Trump was quoted in the document as saying: “Our adversaries will not fight us on our terms,” although the “adversaries” were not identified.
“We will raise our competitive game to meet that challenge, to protect American interests, and to advance our values,” the nation’s chief executive said.
China’s embassy in Washington reacted to Trump’s accusation scornfully, saying in a statement that the US’s “preaching rivalry and confrontation goes against the global trend, and will lead to failure”.
“It is completely selfish for a country to claim that its own interests are superior to the interests of other countries and to the shared interests of the international community,” the statement said. “This mentality will only lead to isolation.”
US Defence Secretary James Mattis, using Trump’s national security statements as a springboard, labelled China as a “strategic competitor” and “central challenge” to the US in a speech on America’s defence strategy in Washington.
Mattis warned that China was “leveraging military modernisation, influence operations, and predatory economics to coerce neighbouring countries to reorder the Indo-Pacific region to their advantage”.
China subsequently called Mattis’ rhetoric an example of a “cold war” mentality designed to play up the “Chinese military threat”, the state-run Xinhua news agency reported.

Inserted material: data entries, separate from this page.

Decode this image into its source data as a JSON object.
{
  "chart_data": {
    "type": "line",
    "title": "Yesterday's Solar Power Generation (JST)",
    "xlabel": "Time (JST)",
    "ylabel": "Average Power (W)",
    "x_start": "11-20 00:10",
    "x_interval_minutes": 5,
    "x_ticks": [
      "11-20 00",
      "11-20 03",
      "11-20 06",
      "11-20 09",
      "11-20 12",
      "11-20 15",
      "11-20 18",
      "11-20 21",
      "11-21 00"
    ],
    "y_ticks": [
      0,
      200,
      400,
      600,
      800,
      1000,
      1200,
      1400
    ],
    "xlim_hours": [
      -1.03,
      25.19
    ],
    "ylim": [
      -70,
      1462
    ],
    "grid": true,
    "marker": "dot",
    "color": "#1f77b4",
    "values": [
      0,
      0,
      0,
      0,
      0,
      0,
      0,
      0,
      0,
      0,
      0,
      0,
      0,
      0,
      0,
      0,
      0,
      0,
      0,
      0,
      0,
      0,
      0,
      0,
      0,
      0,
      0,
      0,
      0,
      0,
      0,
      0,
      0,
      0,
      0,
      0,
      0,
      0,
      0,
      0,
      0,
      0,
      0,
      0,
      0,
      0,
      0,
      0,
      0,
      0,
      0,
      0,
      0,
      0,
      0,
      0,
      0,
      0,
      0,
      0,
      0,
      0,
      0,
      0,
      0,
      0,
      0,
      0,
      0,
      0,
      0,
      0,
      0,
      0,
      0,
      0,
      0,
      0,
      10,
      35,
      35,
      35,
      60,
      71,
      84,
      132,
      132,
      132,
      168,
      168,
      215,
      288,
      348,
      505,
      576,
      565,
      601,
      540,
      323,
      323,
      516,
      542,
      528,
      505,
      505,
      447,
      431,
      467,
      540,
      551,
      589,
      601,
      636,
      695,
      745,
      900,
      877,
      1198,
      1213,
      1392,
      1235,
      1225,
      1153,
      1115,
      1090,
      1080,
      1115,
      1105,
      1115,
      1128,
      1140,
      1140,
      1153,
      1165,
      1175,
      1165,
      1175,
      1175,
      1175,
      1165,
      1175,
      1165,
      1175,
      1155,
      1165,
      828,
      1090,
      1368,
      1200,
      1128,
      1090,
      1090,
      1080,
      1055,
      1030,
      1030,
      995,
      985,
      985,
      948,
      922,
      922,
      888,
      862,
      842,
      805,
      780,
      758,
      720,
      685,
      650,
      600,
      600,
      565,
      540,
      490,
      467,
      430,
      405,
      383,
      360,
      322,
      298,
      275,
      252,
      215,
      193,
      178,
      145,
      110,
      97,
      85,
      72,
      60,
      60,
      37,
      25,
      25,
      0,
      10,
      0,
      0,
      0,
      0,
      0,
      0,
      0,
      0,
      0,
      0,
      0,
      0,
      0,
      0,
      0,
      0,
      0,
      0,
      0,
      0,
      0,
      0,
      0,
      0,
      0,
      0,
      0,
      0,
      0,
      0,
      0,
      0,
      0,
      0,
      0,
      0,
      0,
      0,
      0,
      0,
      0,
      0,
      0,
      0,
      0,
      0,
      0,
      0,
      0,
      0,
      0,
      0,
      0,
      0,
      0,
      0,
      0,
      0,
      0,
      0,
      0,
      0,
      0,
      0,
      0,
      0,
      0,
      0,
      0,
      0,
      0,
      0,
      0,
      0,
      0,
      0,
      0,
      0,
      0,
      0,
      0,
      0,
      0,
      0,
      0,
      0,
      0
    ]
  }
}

Chinese National Defence Ministry spokesman Ren Guoqiang was quoted in the report that the US was full of unreal assertions of “zero-sum” games and confrontations.
On the same day, the US Trade Representative’s Office said in its annual report to Congress that the US made a mistake when it supported China’s membership of the WTO in 2001 because the agreed-upon terms have failed to force Beijing to open its economy.
“It seems clear that the United States erred in supporting China’s entry into the WTO on terms that have proven to be ineffective in securing China’s embrace of an open, market-oriented trade regime,” the report said. “It is now clear that the WTO rules are not sufficient to constrain China’s market-distorting behaviour.”
China fought back on Monday, saying that the US, not China, threatens the global trade system.
Foreign Ministry spokeswoman Hua Chunying told a regular news briefing in Beijing: “I think everyone has seen that it’s precisely the United States’ unilateralist methods, and the sounds it’s made on unilateralism, that are an unprecedented challenge to the multilateral trade system.”